3. Event Handlers (The “Exceptions”)
Event Handlers catch system-level situations, such as:
- Webhook failures
- No-input or no-match scenarios
- Timeouts or unexpected errors
This is where recovery logic lives.
The Outcome: Transitions
No matter which handler triggers, the result is always a Transition. From there, Dialogflow CX supports three outcomes:
- Move to a New Page
- Move to a New Flow
- End the Session
This consistent model is what makes complex conversations manageable—even at scale.
Final Thoughts
What stands out most about Dialogflow CX is that it doesn’t treat conversation as something fuzzy or purely probabilistic. Instead, it treats it as a system—one with structure, boundaries, ownership, and explicit transitions.
Flows and Pages feel less like a chatbot and more like a state machine for human interaction. That can feel rigid at first, especially if you’re coming from an LLM-first mindset where everything is flexible and emergent. But that rigidity is also the point. It makes conversations observable, testable, and debuggable—qualities that matter a lot once an assistant moves beyond a demo and into production.

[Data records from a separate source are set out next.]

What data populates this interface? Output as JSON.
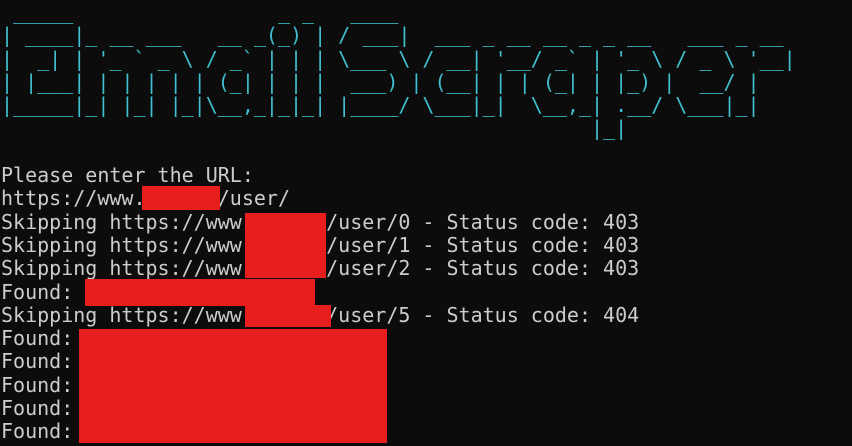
{
  "colors": {
    "background": "#0c0c0c",
    "text": "#cccccc",
    "banner": "#3fbfcf",
    "redaction": "#e81e1e"
  },
  "banner": [
    " _____                 _ _   ____",
    "| ____|_ __ ___   __ _(_) | / ___|  ___ _ __ __ _ _ __   ___ _ __",
    "|  _| | '_ ` _ \\ / _` | | | \\___ \\ / __| '__/ _` | '_ \\ / _ \\ '__|",
    "| |___| | | | | | (_| | | |  ___) | (__| | | (_| | |_) |  __/ |",
    "|_____|_| |_| |_|\\__,_|_|_| |____/ \\___|_|  \\__,_| .__/ \\___|_|",
    "                                                 |_|"
  ],
  "output": [
    "",
    "Please enter the URL:",
    "https://www.      /user/",
    "Skipping https://www       /user/0 - Status code: 403",
    "Skipping https://www       /user/1 - Status code: 403",
    "Skipping https://www       /user/2 - Status code: 403",
    "Found: ",
    "Skipping https://www       /user/5 - Status code: 404",
    "Found: ",
    "Found: ",
    "Found: ",
    "Found: ",
    "Found: "
  ]
}
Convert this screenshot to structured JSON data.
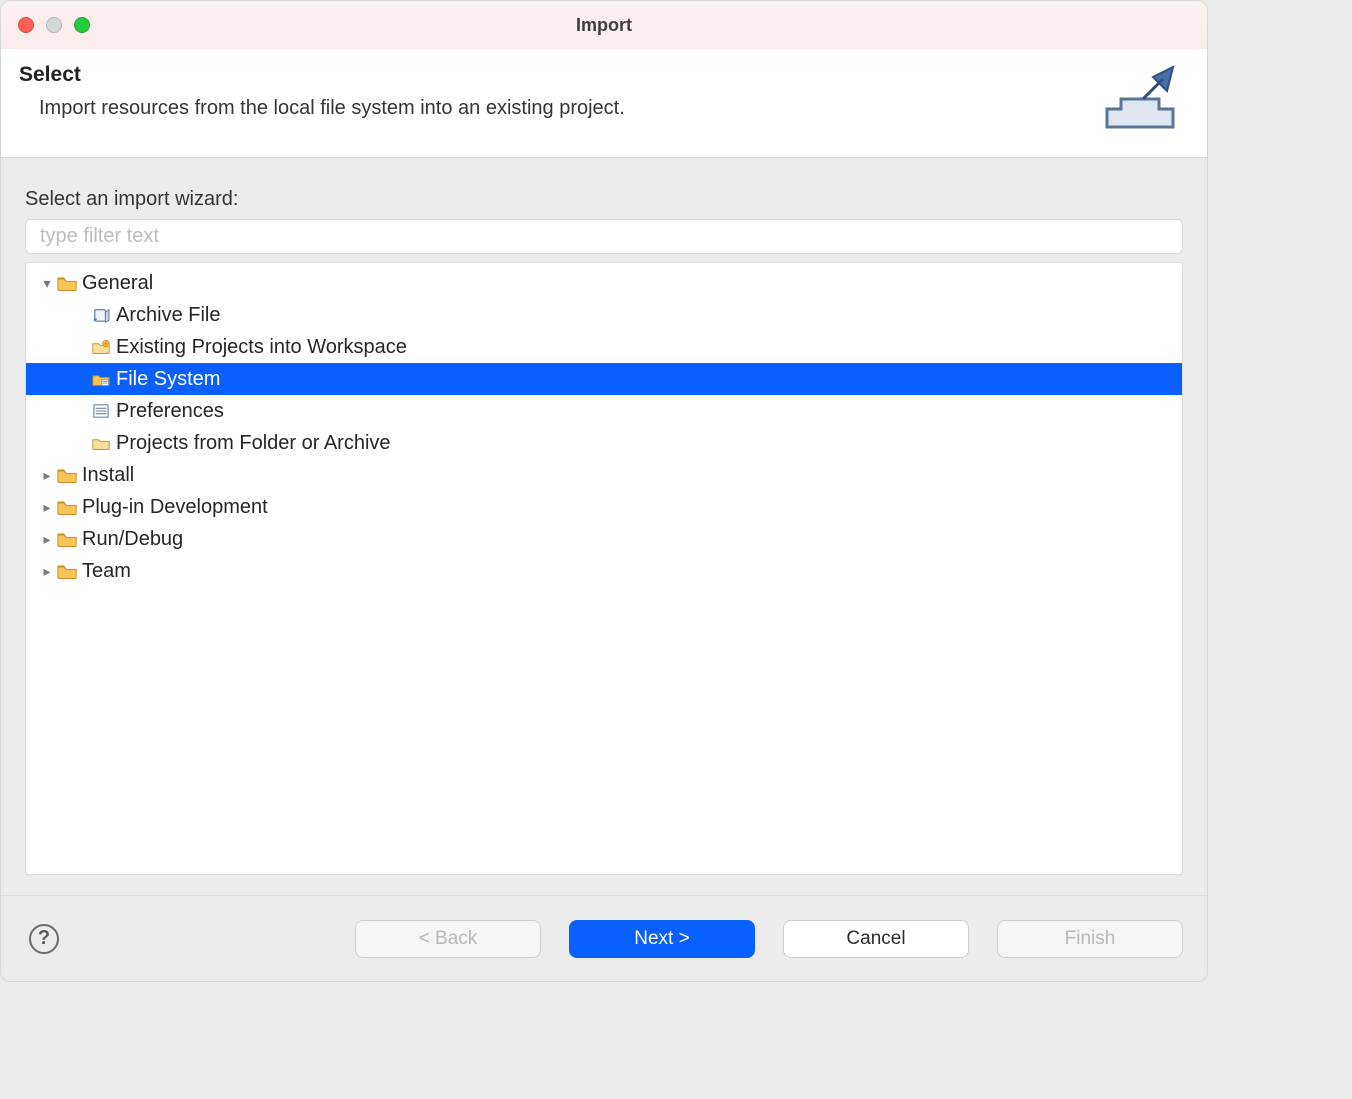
{
  "titlebar": {
    "title": "Import"
  },
  "header": {
    "heading": "Select",
    "description": "Import resources from the local file system into an existing project."
  },
  "body": {
    "wizard_label": "Select an import wizard:",
    "filter_placeholder": "type filter text",
    "filter_value": ""
  },
  "tree": {
    "categories": [
      {
        "id": "general",
        "label": "General",
        "expanded": true,
        "children": [
          {
            "id": "archive-file",
            "label": "Archive File",
            "icon": "archive"
          },
          {
            "id": "existing-projects",
            "label": "Existing Projects into Workspace",
            "icon": "project"
          },
          {
            "id": "file-system",
            "label": "File System",
            "icon": "filesystem",
            "selected": true
          },
          {
            "id": "preferences",
            "label": "Preferences",
            "icon": "prefs"
          },
          {
            "id": "projects-from-folder",
            "label": "Projects from Folder or Archive",
            "icon": "folder"
          }
        ]
      },
      {
        "id": "install",
        "label": "Install",
        "expanded": false
      },
      {
        "id": "plugin-dev",
        "label": "Plug-in Development",
        "expanded": false
      },
      {
        "id": "run-debug",
        "label": "Run/Debug",
        "expanded": false
      },
      {
        "id": "team",
        "label": "Team",
        "expanded": false
      }
    ]
  },
  "footer": {
    "help_tooltip": "Help",
    "back_label": "< Back",
    "back_enabled": false,
    "next_label": "Next >",
    "next_enabled": true,
    "cancel_label": "Cancel",
    "cancel_enabled": true,
    "finish_label": "Finish",
    "finish_enabled": false
  },
  "colors": {
    "selection": "#0a60ff",
    "folder_fill": "#f6c556",
    "folder_stroke": "#c79024"
  }
}
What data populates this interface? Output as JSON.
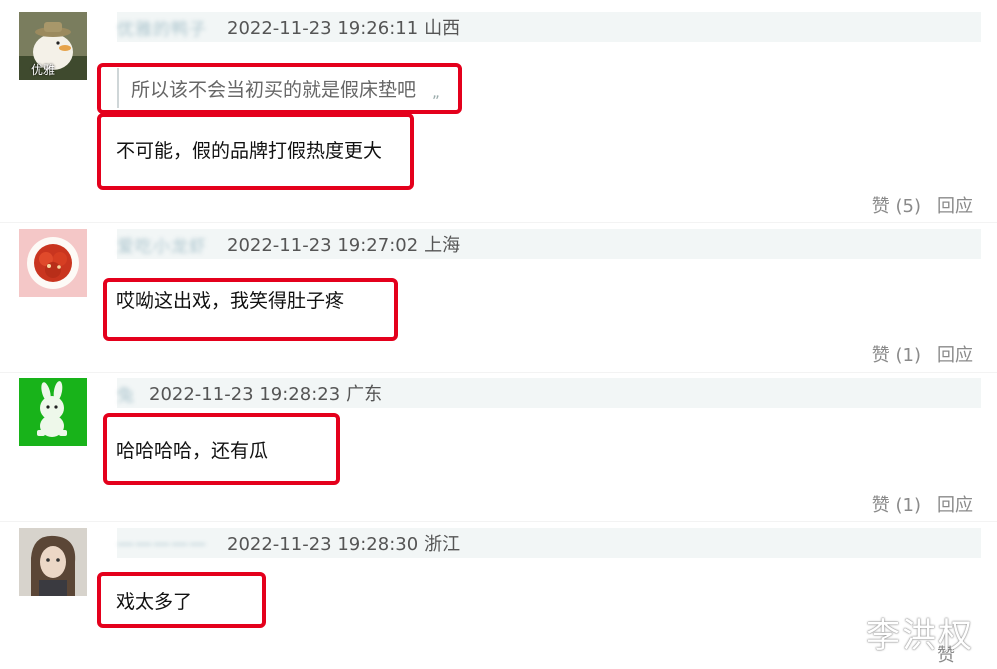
{
  "comments": [
    {
      "username": "优雅的鸭子",
      "timestamp": "2022-11-23 19:26:11",
      "location": "山西",
      "avatar_icon": "duck-with-hat-avatar",
      "avatar_label": "优雅",
      "quote": "所以该不会当初买的就是假床垫吧",
      "body": "不可能，假的品牌打假热度更大",
      "like_label": "赞",
      "like_count": "(5)",
      "reply_label": "回应"
    },
    {
      "username": "爱吃小龙虾",
      "timestamp": "2022-11-23 19:27:02",
      "location": "上海",
      "avatar_icon": "crayfish-plate-avatar",
      "body": "哎呦这出戏，我笑得肚子疼",
      "like_label": "赞",
      "like_count": "(1)",
      "reply_label": "回应"
    },
    {
      "username": "兔",
      "timestamp": "2022-11-23 19:28:23",
      "location": "广东",
      "avatar_icon": "green-rabbit-avatar",
      "body": "哈哈哈哈，还有瓜",
      "like_label": "赞",
      "like_count": "(1)",
      "reply_label": "回应"
    },
    {
      "username": "一一一一一",
      "timestamp": "2022-11-23 19:28:30",
      "location": "浙江",
      "avatar_icon": "doll-portrait-avatar",
      "body": "戏太多了",
      "like_label": "赞",
      "like_count": "",
      "reply_label": ""
    }
  ],
  "watermark": "李洪权",
  "colors": {
    "highlight_box": "#e4001c",
    "meta_bar": "#f2f6f6",
    "action_text": "#8a8a8a"
  }
}
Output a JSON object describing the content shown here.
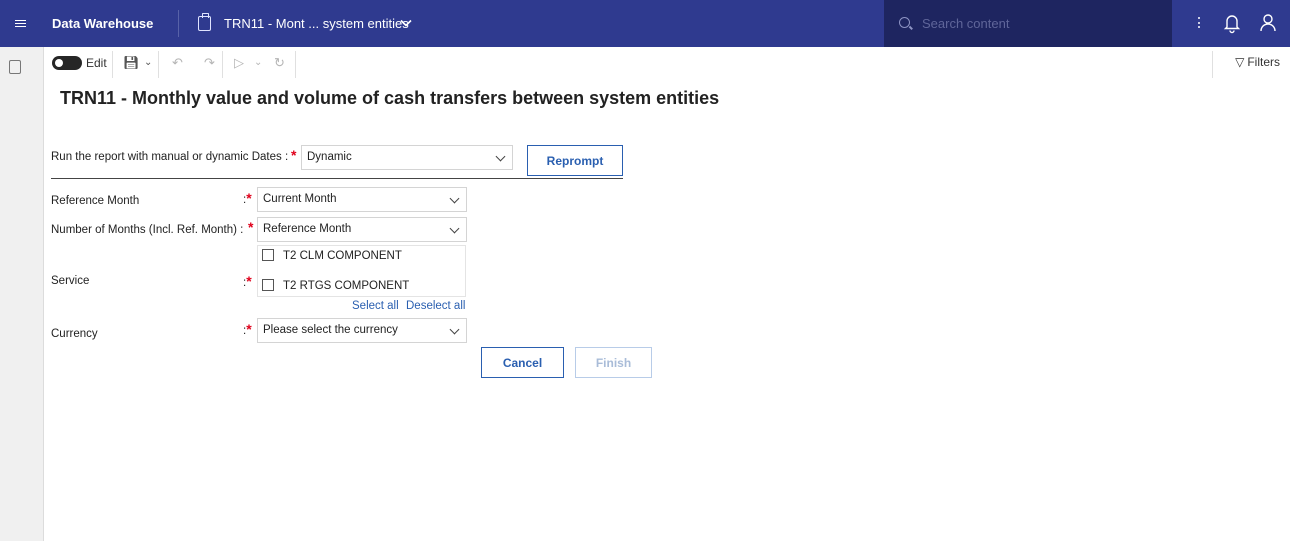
{
  "topbar": {
    "app_title": "Data Warehouse",
    "doc_title": "TRN11 - Mont ... system entities",
    "search_placeholder": "Search content"
  },
  "toolbar": {
    "edit_label": "Edit",
    "filters_label": "Filters"
  },
  "report": {
    "title": "TRN11 - Monthly value and volume of cash transfers between system entities"
  },
  "prompt": {
    "dates_label": "Run the report with manual or dynamic Dates :",
    "dates_value": "Dynamic",
    "reprompt_label": "Reprompt",
    "reference_month_label": "Reference Month",
    "reference_month_value": "Current Month",
    "num_months_label": "Number of Months (Incl. Ref. Month) :",
    "num_months_value": "Reference Month",
    "service_label": "Service",
    "service_options": [
      "T2 CLM COMPONENT",
      "T2 RTGS COMPONENT"
    ],
    "select_all_label": "Select all",
    "deselect_all_label": "Deselect all",
    "currency_label": "Currency",
    "currency_placeholder": "Please select the currency",
    "colon": ":",
    "required_mark": "*",
    "cancel_label": "Cancel",
    "finish_label": "Finish"
  },
  "colors": {
    "topbar_bg": "#2f3a8f",
    "search_bg": "#1e2560",
    "accent": "#2a5fb0",
    "required": "#e0001b"
  }
}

This design also reveals how Google thinks about scale:
- Teams need clear ownership over parts of the conversation
- Logic needs to be inspectable, not implicit
- Failures need first-class handling, not best-effort guessing
Dialogflow CX isn’t trying to be a “thinking agent.” It’s trying to be a reliable conversational workflow engine. And in domains where correctness, predictability, and compliance matter more than creativity, that trade-off starts to look very intentional.